Loren C. Dunn
Membre émérite des soixante-dix
« Je sais que Dieu, notre Père, est présent dans cette oeuvre, dans les grandes assemblées comme celle-ci, dans les plus petites branches et les plus petites assemblées. Dieu est présent dans cette oeuvre. »
Il y a juste six jours, le président Hinckley, accompagné de Boyd K. Packer, de Neil L. Andersen et de leurs femmes, a consacré le temple de Boston, au Massachusetts. La consécration faisait suite aux visites guidées du temple auxquelles ont participé 83 000 personnes. 16 000 ont assisté aux quatre sessions de consécration, soit au temple soit dans les centres de pieu tout proches.

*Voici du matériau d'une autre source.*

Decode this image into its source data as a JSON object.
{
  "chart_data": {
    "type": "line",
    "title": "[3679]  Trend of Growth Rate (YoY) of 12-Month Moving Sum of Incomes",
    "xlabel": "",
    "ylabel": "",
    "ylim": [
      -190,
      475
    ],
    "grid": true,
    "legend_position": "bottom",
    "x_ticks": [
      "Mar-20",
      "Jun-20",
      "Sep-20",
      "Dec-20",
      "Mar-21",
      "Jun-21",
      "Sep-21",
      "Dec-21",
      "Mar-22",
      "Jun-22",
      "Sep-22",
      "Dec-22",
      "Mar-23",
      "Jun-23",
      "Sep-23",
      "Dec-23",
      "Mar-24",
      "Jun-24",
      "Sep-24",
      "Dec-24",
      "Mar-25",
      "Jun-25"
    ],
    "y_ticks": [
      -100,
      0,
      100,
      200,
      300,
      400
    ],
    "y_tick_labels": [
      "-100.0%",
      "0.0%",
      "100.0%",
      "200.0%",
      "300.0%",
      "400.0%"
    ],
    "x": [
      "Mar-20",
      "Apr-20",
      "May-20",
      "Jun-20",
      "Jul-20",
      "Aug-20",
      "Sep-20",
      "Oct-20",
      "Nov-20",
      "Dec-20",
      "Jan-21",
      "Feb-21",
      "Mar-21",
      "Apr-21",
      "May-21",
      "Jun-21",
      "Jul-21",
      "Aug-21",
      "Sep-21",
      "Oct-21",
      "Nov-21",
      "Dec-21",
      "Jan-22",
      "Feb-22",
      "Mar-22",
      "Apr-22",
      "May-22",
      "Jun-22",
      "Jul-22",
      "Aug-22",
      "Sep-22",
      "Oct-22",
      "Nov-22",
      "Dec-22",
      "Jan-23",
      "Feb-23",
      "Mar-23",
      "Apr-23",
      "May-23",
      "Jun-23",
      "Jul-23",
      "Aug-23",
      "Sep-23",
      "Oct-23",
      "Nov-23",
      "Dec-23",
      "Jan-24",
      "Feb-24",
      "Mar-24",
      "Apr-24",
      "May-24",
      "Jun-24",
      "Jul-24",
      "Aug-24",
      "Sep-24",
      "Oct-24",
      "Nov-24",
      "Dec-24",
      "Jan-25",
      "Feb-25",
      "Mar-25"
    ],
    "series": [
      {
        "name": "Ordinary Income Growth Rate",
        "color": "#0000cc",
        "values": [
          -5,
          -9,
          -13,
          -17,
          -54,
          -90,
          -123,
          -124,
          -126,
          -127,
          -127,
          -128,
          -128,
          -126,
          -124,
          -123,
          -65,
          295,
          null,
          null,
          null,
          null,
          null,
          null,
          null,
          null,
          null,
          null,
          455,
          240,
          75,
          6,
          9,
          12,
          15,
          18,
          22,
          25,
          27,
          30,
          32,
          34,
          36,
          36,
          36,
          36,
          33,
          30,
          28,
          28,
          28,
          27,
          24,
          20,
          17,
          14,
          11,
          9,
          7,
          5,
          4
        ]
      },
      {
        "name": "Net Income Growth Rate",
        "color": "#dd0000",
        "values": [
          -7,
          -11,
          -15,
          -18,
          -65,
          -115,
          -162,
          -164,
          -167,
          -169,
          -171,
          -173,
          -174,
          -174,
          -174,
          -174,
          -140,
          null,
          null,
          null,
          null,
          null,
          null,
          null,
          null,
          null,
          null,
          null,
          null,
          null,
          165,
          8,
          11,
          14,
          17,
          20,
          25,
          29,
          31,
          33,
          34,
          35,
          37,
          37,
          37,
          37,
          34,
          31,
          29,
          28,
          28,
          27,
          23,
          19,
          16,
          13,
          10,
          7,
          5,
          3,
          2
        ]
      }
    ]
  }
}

Chaque temple est important et offre les mêmes ordonnances nécessaires à la vie éternelle, toutefois cette consécration avait, à bien des égards, un caractère historique. Il s'agissait du premier temple construit dans une ville reconnue comme le berceau de la liberté dans ce qui était alors le Nouveau Monde. Dans cet endroit ont habité beaucoup des premiers dirigeants et des premiers membres de notre Eglise. La consécration peut être considérée comme la conjonction du grand patrimoine américain et des racines sacrées de l'Evangile rétabli de Jésus-Christ.
Certaines des personnes qui ont assisté à la cérémonie avaient déjà des liens avec la région de Boston. La plupart étaient présentes parce qu'elles habitent la région et qu'elles se réjouissaient de la consécration d'un temple chez elles. Toutes étaient là en qualité de membres de l'Eglise de Jésus-Christ des Saints des Derniers Jours, de concitoyens des saints et de gens de la maison de Dieu, édifiés sur le fondement des apôtres et des prophètes, Jésus-Christ lui-même étant la pierre angulaire (voir Ephésiens 2:19), comme l'a dit le président Hinckley pendant la cérémonie de la pierre angulaire.
Il y avait des gens natifs de la région. Beaucoup, accompagnés de leurs enfants et de leurs petits-enfants, représentaient trois générations de détenteurs d'une recommandation à l'usage du temple dignes.
Dans la prière de consécration du temple de Kirtland, Joseph Smith, le prophète, a demandé au Seigneur de briser le joug des persécutions de l'époque (voir D&A 109:31-33, 47). Malgré les difficultés qui subsistent, nous voyons se briser le joug de l'incompréhension et des préjugés en cette époque de construction et de visites guidées de temples.
Dans le temple, dans les salles de scellement, il y a des miroirs placés sur des murs qui se font face. Quand on regarde dans le miroir, on peut voir son image remonter pour ainsi dire de génération en génération, sans fin. C'est une représentation de notre nature éternelle à tous. Peut-être y a-t-il une autre raison à cette disposition des miroirs. Elle évoque tous ceux qui nous ont précédés et tous ceux qui nous succèderont.
Je pense aux paroles du prophète Joseph : « Et maintenant, après les nombreux témoignages qui ont été rendus de lui, voici le témoignage, le dernier de tous, que nous rendons de lui : qu'il vit ! » (D&A 76:22).
Pour tous ceux qui ont rendu et tous ceux qui rendront témoignage de cette oeuvre, à mon époque, je vous rends témoignage en ce jour. Je sais qu'il y a un Dieu dans les cieux. Je sais qu'il vit. Je sais que Dieu existe. Je sais qu'il existe. Je sais qu'il existe et qu'il est notre Père à tous. Je sais que Dieu, notre Père, est présent dans cette oeuvre dans les grandes assemblées comme celle-ci, dans les plus petites branches et dans les plus petites assemblées. Dieu est présent dans cette oeuvre. Je sais que Jésus-Christ est notre Sauveur et notre Rédempteur, et qu'il nous a rachetés par son sang qui a coulé et par l'angoisse qu'il a subie à Gethsémané. Je sais que les apôtres et les prophètes sont la fondation de cette oeuvre, depuis le prophète Joseph jusqu'au président Hinckley aujourd'hui. Mes frères et soeurs, c'est là l'Evangile de Jésus-Christ. Cette oeuvre est vraie. Puisse le Seigneur nous bénir pour que nous y conformions notre vie. Au nom de Jésus-Christ. Amen.